Marília comenta que este conceito tradicional de ópera, ligado ao teatro declamatório, já foi superado há muito tempo a partir das ideias do maestro, compositor, diretor de teatro e ensaísta alemão Richard Wagner (1813 – 1883).

“Na proposta de Wagner, as grandes performances vocais, as árias,  do modo tradicional, dão lugar aos textos recitativos. Surge, com este compositor, um modo particular de utilizar o leitmotiv, que é o motivo musical específico para uma personagem e que poderá ser mais agressivo ou mais doce, dependendo daquilo que se quer passar em relação ao personagem”, explica a professora.

Segundo Marília, a utilização do leitmotiv (motivo condutor) é justamente para fazer com que os recitativos sejam um constante entrelaçamento de temas que simbolizam personagens, sentimentos, objetos. “Wagner concluiu que a forma da ópera poderia ser a chave para uma exploração dramática mais intensa. Desse modo, ele estende o tempo cênico de tal maneira que possibilita ao ator explorar ainda mais a ação corporal”, esclarece, lembrando que o conceito wagneriano de ópera revolucionou o teatro moderno. “Portanto, é de estranhar que as óperas encenadas na atualidade ainda persistam no modo tradicional de encenação”, completa.

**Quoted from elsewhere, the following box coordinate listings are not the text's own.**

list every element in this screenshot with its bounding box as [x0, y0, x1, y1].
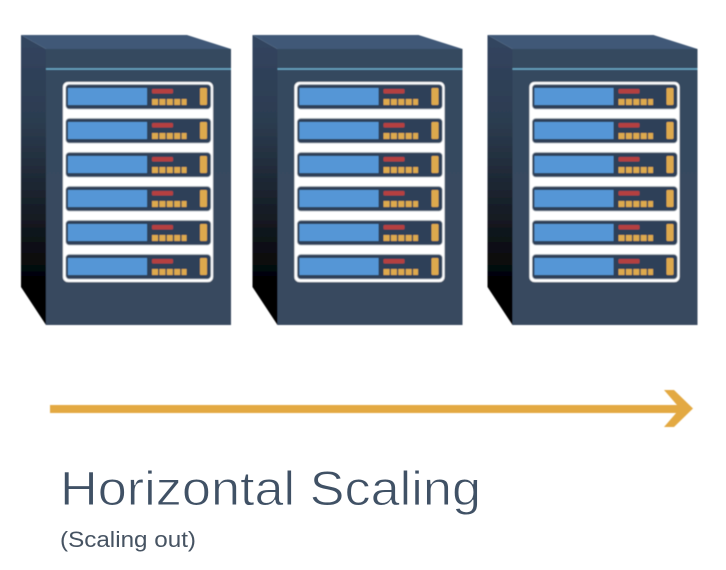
subtitle: (Scaling out): [60, 527, 196, 552]
title: Horizontal Scaling: [60, 463, 481, 516]
server rack 2: [252, 35, 462, 325]
arrow: scaling direction: [50, 390, 693, 427]
server rack 1: [21, 35, 231, 325]
server rack 3: [488, 35, 698, 325]
diagram: three server racks: [21, 35, 698, 325]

Além das entrevistas, Marília também analisou vídeos com a performance dos alunos do Núcleo Universitário de Ópera e de encenações de óperas de grandes nomes europeus. “Havia cenas incríveis, com os cantores deitados no chão ou em posição fetal, e com uma emissão vocal perfeita”, diz. Esse material videográfico foi encaminhado para análise de professores de canto lírico. Eles constataram que mesmos nas situações corporais limite não havia nenhum prejuízo para o canto.

A pesquisa “O corpo na Ópera” foi realizada entre 2011 e 2012 com financiamento da Fundação de Amparo à Pesquisa do Estado de São Paulo (Fapesp).

O Núcleo Universitário de Ópera (NUO) existe desde 2004 e reúne cerca de 30 alunos de canto lírico da USP, Universidade Estadual Paulista (Unesp) e Universidade de Campinas (Unicamp), além de cerca de 30 instrumentistas.